El Dorado County Supervisor Ray Nutting is under fire after reports surfaced that he took state money for clearing brush on his 340-acre property.
Several local leaders in recent days have spoken out against Nutting, whom they accuse of subverting state funds for personal use.
"I want the public to know that the Board of Supervisors is not going to sweep things under the rug," Supervisor Ron Briggs, the board's chairman, said Friday.
At issue is whether Nutting legitimately obtained taxpayer dollars for fire prevention work he did on his own Happy Valley Road property in Somerset.
Nutting has denied any wrongdoing, adding that he will release new information this week to clear his name.
"The accusations and political spin these people are putting on is absolutely incorrect," Nutting said. "I had no clue this had gone political."
The supervisor, a Republican, applied for the funds through the California Forest Improvement Program, which is administered by the state's Department of Forestry and Fire Protection through local conservation agencies. Under the program, landowners with plots between 20 and 5,000 acres can seek reimbursement usually 75 percent for the cost of fire prevention work, such as brush clearing.
The invoices Nutting submitted show that the state paid a total of $70,000 for two projects in 2003 and 2009. A third proposal is pending and will cost just under $50,000.
Cal Fire spokesman Daniel Berlant noted that the program allows landowners to get paid for doing work themselves on their own property.
"Our ultimate objective is stopping or slowing down fires," he said. "It doesn't matter whether you do it yourself or hire a contractor."
One controversy stems from the way Nutting applied for reimbursements. A May 2009 invoice appears to have been written by the supervisor himself, according to public records obtained by The Bee.
El Dorado County Auditor-Controller Joe Harn said he believes the invoice is invalid and violates the California False Claims Act.
"This appears to be an intentionally misleading bogus document," Harn said. "You don't submit an invoice to yourself."
This isn't the first time red flags have been raised about the legitimacy of reimbursement requests submitted through the program.
Following an audit, the state Department of Finance issued a recommendation in December 2009 calling on the Sierra Coordinated Resources Management Council the local agency in charge of distributing the grants to "require landowners to provide cancelled checks, bank statements or other appropriate evidence for claimed costs."
"Without proof of actual costs by landowners, grant funds could be use for purposes not allowed by the program," the department wrote.
Since then, Cal Fire has asked the Sierra Coordinated Resources Management Council to require detailed receipts for all reimbursement requests.
In addition, Berlant said other checks and balances exist to prevent fraud, including a final inspection by Cal Fire officials before payment is made to the landowner.
As a part of the fallout from the controversy, the El Dorado County District Attorney's Office has launched its own investigation into the matter. The DA declined to comment on the case Friday.
The state has reimbursed property owners for fire prevention work since the late 1970s, Berlant said.

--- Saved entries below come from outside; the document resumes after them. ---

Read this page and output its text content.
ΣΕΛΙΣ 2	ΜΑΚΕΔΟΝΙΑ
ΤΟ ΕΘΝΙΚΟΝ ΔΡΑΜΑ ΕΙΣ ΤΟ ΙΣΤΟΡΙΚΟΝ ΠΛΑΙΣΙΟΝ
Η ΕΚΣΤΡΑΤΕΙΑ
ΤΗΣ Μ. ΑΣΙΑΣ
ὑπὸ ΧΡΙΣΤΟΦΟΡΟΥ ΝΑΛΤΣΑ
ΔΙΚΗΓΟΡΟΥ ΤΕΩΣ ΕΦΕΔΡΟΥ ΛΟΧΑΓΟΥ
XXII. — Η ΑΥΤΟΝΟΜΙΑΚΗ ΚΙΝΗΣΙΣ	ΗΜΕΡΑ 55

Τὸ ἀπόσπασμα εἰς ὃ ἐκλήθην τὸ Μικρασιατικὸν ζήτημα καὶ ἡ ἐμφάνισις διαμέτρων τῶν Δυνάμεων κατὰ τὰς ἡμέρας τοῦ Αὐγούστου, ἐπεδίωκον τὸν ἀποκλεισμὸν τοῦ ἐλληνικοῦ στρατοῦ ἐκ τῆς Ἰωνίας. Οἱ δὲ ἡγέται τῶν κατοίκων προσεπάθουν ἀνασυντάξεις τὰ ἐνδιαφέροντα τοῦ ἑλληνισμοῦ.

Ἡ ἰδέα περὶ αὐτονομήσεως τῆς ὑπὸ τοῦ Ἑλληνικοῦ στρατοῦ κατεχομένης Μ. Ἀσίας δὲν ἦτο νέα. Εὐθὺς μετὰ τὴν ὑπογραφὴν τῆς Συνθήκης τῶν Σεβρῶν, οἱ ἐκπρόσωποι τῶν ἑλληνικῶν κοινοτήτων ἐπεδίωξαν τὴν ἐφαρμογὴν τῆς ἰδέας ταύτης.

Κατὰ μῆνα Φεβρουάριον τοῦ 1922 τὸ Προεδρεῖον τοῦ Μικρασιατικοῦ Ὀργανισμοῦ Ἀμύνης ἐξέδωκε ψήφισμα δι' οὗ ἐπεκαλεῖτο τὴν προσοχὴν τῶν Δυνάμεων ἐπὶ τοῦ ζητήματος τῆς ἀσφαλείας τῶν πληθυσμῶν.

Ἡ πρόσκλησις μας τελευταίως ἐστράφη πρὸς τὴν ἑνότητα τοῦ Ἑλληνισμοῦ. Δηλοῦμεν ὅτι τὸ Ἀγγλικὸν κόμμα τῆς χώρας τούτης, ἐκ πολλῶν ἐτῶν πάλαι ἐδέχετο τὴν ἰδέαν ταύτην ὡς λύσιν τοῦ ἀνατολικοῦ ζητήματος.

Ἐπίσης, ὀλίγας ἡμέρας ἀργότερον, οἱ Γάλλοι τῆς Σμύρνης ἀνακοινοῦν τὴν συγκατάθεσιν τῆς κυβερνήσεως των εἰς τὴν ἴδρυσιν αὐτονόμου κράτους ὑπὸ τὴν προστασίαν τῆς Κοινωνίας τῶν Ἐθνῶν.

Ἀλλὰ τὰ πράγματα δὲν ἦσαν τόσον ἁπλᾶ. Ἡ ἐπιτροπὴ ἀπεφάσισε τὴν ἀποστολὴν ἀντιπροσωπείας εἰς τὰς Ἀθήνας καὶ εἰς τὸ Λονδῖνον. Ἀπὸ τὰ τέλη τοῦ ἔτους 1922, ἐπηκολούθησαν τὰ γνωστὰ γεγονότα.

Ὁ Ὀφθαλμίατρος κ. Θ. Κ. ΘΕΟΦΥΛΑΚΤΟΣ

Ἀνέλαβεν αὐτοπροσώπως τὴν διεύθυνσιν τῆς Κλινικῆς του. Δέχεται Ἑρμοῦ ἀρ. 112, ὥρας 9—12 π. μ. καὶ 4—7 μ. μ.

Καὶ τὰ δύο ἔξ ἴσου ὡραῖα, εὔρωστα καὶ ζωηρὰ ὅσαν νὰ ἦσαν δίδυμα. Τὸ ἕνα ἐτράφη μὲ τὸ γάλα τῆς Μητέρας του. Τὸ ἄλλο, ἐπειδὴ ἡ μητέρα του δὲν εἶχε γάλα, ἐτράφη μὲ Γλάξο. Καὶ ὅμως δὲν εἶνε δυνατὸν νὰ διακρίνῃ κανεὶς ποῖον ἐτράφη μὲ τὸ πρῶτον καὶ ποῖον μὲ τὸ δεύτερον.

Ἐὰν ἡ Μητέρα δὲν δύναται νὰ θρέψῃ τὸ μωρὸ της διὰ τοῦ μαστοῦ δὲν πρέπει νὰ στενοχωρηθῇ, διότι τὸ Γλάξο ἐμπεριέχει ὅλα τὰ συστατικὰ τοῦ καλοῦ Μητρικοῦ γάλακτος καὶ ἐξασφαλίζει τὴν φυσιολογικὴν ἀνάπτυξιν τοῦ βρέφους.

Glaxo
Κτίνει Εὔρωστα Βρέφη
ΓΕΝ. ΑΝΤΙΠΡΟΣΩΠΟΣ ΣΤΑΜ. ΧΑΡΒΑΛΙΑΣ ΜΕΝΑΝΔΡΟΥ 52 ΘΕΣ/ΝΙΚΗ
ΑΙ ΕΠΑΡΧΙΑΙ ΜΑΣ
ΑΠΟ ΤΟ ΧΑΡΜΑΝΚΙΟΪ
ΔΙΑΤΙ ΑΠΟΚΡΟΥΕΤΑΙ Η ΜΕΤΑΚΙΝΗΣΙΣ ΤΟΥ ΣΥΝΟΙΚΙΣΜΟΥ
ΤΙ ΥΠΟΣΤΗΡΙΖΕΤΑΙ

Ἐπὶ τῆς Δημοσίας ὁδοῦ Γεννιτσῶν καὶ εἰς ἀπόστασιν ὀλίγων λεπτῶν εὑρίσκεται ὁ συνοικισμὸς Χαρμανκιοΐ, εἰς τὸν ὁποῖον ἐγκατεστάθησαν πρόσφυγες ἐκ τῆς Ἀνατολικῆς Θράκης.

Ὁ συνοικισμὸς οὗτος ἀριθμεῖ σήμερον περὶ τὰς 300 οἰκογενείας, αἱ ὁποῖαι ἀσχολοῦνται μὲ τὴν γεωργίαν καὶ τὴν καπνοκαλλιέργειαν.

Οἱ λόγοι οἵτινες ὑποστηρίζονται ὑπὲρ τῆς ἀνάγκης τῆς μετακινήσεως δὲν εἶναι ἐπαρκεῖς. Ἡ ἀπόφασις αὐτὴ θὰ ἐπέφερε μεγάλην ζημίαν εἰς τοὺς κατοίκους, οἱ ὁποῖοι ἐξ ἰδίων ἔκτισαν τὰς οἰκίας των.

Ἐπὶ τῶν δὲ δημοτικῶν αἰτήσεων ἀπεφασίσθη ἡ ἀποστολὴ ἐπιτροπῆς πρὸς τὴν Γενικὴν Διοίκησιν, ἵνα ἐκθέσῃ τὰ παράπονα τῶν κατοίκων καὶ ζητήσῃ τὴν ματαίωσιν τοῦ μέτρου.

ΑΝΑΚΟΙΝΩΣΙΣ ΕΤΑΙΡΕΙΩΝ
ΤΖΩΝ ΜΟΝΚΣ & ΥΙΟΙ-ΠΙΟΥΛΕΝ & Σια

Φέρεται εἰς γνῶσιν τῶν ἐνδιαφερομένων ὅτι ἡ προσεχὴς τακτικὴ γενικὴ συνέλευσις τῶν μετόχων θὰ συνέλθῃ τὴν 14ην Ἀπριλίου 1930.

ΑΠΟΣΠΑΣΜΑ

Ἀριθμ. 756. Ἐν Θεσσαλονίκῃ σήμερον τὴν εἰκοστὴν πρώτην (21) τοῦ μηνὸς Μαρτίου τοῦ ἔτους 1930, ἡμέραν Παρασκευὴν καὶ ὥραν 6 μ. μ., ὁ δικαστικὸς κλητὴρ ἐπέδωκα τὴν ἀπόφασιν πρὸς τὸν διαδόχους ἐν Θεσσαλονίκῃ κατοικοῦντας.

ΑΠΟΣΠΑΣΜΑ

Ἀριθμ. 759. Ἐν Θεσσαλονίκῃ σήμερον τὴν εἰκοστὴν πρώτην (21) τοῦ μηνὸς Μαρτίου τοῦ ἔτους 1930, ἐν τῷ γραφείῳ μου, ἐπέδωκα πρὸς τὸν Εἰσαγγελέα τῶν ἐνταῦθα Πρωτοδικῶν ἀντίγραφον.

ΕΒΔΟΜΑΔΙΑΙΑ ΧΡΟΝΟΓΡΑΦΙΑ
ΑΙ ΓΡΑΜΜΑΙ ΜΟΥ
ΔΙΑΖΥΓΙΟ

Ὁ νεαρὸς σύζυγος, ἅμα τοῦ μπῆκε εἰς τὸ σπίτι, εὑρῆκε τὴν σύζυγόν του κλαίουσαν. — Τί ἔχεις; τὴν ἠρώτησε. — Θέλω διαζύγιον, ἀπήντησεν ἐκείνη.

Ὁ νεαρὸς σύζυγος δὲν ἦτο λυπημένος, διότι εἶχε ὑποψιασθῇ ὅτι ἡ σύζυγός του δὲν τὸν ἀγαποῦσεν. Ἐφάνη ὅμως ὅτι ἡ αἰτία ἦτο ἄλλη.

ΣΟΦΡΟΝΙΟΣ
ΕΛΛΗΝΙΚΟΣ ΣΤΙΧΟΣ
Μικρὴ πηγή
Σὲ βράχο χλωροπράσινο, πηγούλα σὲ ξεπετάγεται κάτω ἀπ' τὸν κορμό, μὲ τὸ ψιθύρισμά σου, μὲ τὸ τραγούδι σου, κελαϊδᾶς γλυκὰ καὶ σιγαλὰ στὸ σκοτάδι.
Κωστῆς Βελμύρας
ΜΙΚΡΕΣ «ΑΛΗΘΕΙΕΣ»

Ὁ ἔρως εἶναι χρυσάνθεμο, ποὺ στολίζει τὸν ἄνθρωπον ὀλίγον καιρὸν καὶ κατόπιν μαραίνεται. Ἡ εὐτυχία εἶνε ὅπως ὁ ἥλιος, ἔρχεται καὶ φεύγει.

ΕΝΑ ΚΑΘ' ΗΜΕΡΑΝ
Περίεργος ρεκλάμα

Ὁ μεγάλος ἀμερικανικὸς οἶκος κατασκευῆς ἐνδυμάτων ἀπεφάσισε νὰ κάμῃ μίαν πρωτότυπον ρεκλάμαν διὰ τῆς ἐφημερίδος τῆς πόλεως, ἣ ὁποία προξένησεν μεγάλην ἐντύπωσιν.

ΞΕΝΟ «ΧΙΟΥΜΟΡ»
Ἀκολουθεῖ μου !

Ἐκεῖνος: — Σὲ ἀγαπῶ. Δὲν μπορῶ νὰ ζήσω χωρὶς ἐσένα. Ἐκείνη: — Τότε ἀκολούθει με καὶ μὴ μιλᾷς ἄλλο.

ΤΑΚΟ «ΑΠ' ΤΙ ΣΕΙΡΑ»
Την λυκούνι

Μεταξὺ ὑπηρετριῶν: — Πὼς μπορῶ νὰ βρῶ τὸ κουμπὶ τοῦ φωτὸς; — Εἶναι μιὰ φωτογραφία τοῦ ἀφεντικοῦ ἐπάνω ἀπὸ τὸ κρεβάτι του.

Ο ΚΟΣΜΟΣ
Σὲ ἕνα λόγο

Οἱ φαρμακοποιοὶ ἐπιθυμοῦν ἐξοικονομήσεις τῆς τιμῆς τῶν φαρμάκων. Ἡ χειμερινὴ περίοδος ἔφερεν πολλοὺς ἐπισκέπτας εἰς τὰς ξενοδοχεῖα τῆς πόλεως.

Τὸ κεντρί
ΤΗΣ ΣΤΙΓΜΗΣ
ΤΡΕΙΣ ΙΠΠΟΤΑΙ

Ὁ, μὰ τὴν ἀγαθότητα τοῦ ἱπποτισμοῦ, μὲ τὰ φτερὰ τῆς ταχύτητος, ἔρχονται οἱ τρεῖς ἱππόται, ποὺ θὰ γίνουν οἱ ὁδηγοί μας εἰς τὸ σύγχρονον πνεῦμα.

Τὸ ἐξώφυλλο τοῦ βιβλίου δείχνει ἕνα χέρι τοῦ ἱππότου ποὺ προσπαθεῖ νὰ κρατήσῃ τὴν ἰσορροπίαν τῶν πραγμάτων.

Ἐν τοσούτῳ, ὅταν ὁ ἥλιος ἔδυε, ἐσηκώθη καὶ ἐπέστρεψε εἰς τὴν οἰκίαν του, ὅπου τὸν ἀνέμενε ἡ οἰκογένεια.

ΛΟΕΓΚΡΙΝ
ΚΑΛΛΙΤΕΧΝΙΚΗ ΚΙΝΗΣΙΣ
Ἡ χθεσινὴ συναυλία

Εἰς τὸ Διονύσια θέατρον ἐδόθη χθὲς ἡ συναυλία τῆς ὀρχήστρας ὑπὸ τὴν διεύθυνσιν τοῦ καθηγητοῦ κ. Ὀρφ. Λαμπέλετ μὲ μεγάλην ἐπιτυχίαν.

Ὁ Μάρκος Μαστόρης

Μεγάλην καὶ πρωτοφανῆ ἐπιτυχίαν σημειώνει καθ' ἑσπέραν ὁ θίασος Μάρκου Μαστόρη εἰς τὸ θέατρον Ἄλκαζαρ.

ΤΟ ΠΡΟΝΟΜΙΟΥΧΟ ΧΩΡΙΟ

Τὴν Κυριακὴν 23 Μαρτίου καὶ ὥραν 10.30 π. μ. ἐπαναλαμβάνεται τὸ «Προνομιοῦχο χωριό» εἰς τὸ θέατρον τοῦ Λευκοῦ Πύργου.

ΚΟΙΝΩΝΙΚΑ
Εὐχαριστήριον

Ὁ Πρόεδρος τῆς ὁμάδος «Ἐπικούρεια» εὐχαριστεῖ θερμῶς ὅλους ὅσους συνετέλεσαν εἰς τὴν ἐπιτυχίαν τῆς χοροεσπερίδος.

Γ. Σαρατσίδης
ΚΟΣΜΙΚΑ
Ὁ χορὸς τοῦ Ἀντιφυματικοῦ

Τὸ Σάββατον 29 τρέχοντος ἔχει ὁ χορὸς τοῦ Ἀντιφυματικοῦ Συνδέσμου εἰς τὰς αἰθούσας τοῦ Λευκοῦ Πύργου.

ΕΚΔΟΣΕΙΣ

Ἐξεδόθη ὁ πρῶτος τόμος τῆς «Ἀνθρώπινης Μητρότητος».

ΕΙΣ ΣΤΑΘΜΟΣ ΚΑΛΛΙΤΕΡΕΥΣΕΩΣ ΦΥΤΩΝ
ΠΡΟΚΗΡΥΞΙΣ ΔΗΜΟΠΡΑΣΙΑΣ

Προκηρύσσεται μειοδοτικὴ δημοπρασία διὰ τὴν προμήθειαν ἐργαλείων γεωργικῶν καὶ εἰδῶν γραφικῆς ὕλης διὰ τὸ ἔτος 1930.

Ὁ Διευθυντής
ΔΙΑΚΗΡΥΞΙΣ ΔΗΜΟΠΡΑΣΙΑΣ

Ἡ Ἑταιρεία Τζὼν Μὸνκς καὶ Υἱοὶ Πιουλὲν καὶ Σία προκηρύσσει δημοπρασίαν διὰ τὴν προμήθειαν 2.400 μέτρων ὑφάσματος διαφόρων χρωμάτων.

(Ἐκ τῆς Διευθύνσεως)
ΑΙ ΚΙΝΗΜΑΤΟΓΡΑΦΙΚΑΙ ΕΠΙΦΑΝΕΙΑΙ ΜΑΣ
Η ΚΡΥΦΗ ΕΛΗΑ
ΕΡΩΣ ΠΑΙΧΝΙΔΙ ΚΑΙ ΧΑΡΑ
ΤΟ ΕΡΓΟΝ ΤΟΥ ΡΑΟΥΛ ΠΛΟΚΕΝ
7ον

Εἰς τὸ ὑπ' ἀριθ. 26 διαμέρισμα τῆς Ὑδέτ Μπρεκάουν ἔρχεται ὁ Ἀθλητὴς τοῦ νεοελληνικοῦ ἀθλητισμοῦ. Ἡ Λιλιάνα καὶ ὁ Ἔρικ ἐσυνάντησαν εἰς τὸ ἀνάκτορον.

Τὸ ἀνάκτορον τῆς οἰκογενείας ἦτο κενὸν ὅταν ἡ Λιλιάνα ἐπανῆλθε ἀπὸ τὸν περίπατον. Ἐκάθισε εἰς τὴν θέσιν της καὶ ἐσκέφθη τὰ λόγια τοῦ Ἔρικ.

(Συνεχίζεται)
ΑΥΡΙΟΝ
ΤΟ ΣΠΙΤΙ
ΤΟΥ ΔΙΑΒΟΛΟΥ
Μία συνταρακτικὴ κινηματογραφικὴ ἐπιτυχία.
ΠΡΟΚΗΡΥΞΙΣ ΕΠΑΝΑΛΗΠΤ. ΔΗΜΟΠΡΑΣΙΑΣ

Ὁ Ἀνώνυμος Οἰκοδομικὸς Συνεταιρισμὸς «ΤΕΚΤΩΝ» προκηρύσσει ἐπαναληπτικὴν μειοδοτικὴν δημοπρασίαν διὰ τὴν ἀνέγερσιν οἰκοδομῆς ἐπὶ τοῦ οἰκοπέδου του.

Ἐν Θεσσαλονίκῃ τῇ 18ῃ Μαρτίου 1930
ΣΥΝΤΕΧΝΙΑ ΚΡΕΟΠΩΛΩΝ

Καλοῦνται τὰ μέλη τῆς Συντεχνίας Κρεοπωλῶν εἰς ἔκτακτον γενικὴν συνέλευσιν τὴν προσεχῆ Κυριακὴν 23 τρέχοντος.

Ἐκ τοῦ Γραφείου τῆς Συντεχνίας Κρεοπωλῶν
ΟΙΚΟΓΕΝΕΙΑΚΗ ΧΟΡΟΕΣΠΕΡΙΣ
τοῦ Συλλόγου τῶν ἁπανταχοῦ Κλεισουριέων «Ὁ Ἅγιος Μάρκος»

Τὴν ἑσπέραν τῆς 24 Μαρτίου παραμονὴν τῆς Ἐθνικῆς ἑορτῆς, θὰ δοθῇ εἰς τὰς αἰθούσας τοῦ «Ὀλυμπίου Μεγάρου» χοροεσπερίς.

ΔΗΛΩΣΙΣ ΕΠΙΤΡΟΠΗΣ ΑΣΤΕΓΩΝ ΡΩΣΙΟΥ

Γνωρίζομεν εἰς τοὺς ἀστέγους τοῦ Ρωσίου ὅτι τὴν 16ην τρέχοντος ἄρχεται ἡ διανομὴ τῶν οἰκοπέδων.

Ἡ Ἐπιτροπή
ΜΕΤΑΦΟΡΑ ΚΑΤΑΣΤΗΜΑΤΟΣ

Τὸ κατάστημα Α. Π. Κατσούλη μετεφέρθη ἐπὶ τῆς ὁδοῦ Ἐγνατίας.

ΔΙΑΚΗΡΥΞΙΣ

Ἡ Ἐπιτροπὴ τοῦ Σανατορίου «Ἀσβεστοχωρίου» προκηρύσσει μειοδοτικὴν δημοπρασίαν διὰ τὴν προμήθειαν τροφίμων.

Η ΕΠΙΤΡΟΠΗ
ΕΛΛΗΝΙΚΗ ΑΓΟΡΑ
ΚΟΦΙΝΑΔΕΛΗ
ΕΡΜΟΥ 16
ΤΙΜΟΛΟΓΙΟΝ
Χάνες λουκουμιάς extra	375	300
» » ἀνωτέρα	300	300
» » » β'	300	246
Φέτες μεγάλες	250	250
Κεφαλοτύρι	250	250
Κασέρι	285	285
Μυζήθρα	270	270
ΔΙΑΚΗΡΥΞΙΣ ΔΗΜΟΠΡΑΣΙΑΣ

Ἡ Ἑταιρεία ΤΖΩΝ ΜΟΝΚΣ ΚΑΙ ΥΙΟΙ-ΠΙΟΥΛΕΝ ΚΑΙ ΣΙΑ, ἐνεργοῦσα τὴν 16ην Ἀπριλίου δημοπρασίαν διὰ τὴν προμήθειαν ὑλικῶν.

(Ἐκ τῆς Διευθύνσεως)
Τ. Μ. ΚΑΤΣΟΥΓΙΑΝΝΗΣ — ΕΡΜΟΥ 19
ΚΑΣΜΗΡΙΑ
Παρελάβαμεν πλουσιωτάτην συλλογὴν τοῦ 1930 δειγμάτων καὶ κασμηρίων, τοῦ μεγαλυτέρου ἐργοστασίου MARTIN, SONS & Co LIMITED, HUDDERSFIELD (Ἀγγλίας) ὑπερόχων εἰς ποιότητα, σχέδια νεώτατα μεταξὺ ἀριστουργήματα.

Since 1999, the state has distributed about 1,000 grants for fire prevention work to various individuals. The funding source varies year to year, but most recently came from Proposition 40, a measure passed by voters in 2002 that provides local grants to protect California's water and air.
"It doesn't matter who you are as an individual," Berlant said, noting that there is nothing precluding elected officials from taking the money. "This is a mutually beneficial program that helps landowners and the state reduce fire risk."